Substituting the values, [ n = 25 ]

$\sf :\implies (sum \: of \: 25th \: term) - (sum \: of \: (25-1)th \: term)$

$\sf :\implies (sum \: of \: 25th \: term) - (sum \: of \: 24th \: term)$

According to the given eqn,

$\sf :\implies \: \: \bigg(\dfrac{3 \times {25}^{2}}{2} + \dfrac{5 \times 25}{2} \bigg) - \bigg(\dfrac{3 \times {24}^{2}}{2} + \dfrac{5 \times 24}{2} \bigg)$

$\sf :\implies \: \: \dfrac{1875}{2} + \dfrac{125}{2} - \dfrac{1728}{2} + \dfrac{120}{2}$

$\sf :\implies \: \: \dfrac{2000}{2} - (864 + 60)$

$\sf :\implies \: \:1000 - 924$

$\sf :\implies \: \: { \purple{76}}$

Therefore, 25th term of the AP is 76 .

• Related formulae :

1. The general form of an AP is,

• a, a + d, a + 2d, a + 3d...

2. nth term of an AP is

• an = a + (n − 1) × d

3. Sum of n terms of an AP is

• S = n/2[2a + (n − 1) × d]

Answer 2

Step-by-step explanation:

It is given that sum of n terms of A.P. is $\sf \dfrac{3n^2}{2} + \dfrac{5n}{2}$

Let the sum of n terms is given by $\sf S_n$

So,

$:\implies \sf S_n = \Bigg \lgroup\dfrac{3n^2}{2} + \dfrac{5n}{2} \Bigg \rgroup$

Now, put n = 1 :

$:\implies \sf S_1 = \Bigg \lgroup\dfrac{3(1)^2}{2} + \dfrac{5(1)}{2} \Bigg \rgroup$

$:\implies \sf S_1 = \Bigg \lgroup\dfrac{3}{2} + \dfrac{5}{2} \Bigg \rgroup$

$:\implies \sf S_1 = 4$

We know, $\sf S_1 = a_1$ as $\sf S_1$ is a sum of first term only.

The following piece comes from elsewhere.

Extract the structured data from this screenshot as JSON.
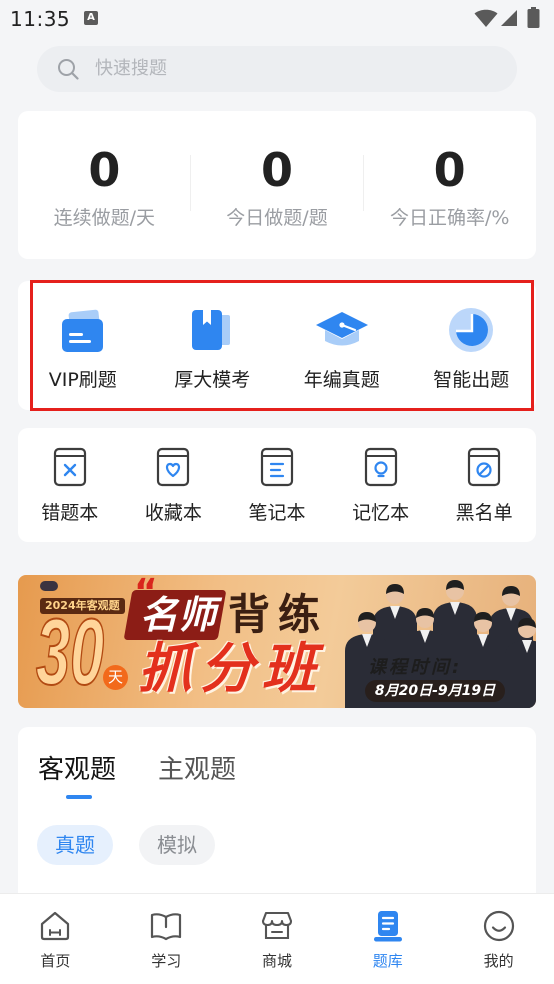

Therefore, the first term is a = 4.

Now, Put n = 2 :

$:\implies \sf S_2 = \Bigg \lgroup\dfrac{3(2)^2}{2} + \dfrac{5(2)}{2} \Bigg \rgroup$

$:\implies \sf S_2 = \Bigg \lgroup\dfrac{3(4)}{2} + \dfrac{5(2)}{2} \Bigg \rgroup$

$:\implies \sf S_2 = \Bigg \lgroup\dfrac{12}{2} + \dfrac{10}{2} \Bigg \rgroup$

$:\implies \sf S_2 =6 + 5$

$:\implies \sf S_2 = 11$

_______________________

As we know that,

$\bigstar\:\: \sf S_2 = a_1 + a_2\:\:\bigstar$

$\dashrightarrow\:\: \sf 11 = 4 + a_2$

$\dashrightarrow\:\: \sf a_2 = 11 - 4$

$\dashrightarrow\:\: \sf a_2 = 7$

As,

$\sf a_1 = 4$ and $\sf a_2 = 7$

So, common difference (d) will be :

$\bigstar \: \: \sf d = a_2 - a_1$

$: \implies \sf d = 7 - 4$

$: \implies \sf d = 3$

Thus,

$\bigstar\:\: \sf a_n = a + (n - 1) d\:\:\bigstar$

$\leadsto \sf a_{25} =4 + (25 - 1) \times 3$

$\leadsto \sf a_{25} =4 + 24\times 3$

$\leadsto \sf a_{25} =4 + 72$

$\leadsto \sf a_{25} =76$

⠀

$\therefore\:\underline{\textsf{The 25th term of the AP is \textbf{76}}}.$